On 15 December 1994, the Shire of Flinders was abolished, and along with the Shires of Hastings and Mornington, and parts of the City of Frankston, was merged into the newly created Shire of Mornington Peninsula. The Age reported in July 1994 that the result had been supported by Hastings and Mornington councils from the beginning, but opposed by Flinders, which wanted to merge with the southern coastal section of Hastings.

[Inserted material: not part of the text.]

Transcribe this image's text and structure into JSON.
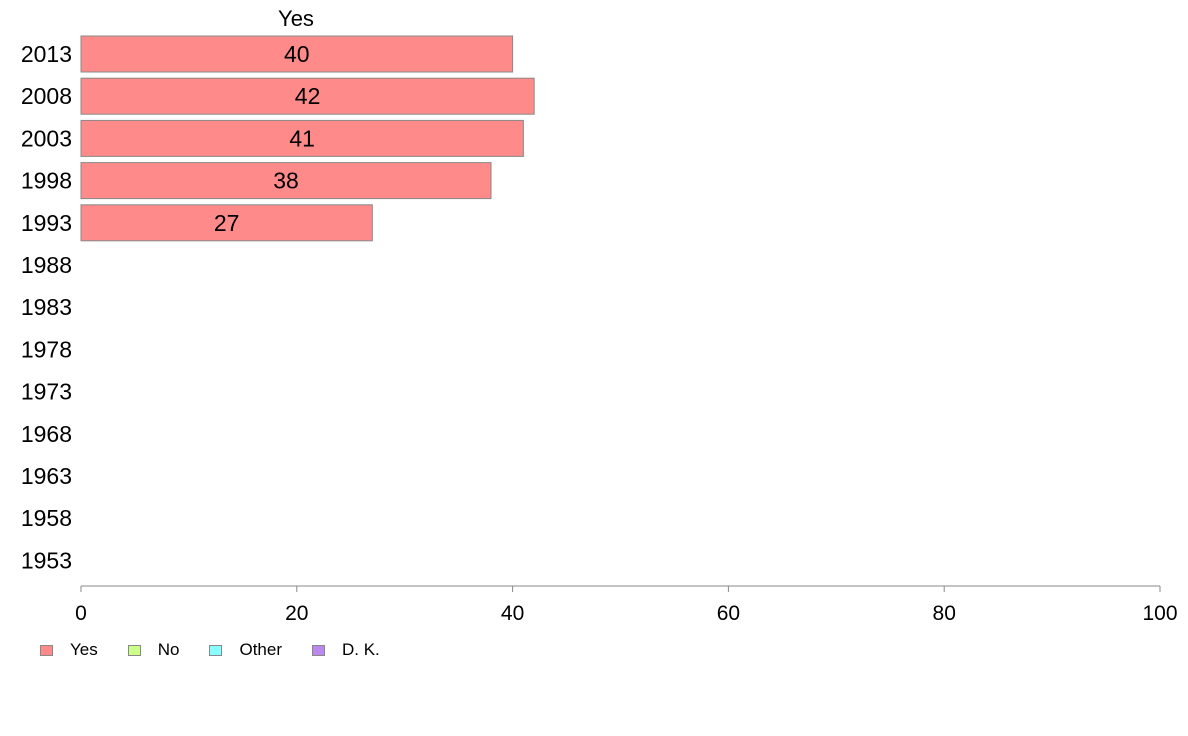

Council formerly met at the Shire Offices, on Boneo Road, Rosebud. The facility is still used today by the Shire of Mornington Peninsula.

==Wards==

The Shire of Flinders was divided into four ridings in May 1961, each of which elected three councillors:
- Matthew Riding
- Murray Riding
- Bowen Riding
- Collins Riding

==Suburbs and localities==
- Arthurs Seat
- Boneo
- Dromana
- Blairgowrie
- Cape Schanck
- Fingal
- Flinders
- Main Ridge
- McCrae
- Point Nepean
- Portsea*
- Red Hill
- Rosebud
- Rosebud South
- Rosebud West
- Rye
- Safety Beach
- Shoreham (shared with the Shire of Hastings)
- Sorrento
- St Andrews Beach
- Tootgarook

- Council seat.

==Population==

| Year | Population |
|---|---|
| 1954 | 12,072 |
| 1958 | 17,200* |
| 1961 | 10,512+ |
| 1966 | 12,464 |
| 1971 | 15,481 |
| 1976 | 21,323 |
| 1981 | 25,300 |
| 1986 | 33,065 |
| 1991 | 36,516 |

- Estimate in the 1958 Victorian Year Book.

+ Drop in population due to loss of part of eastern riding to the new Shire of Hastings in 1960.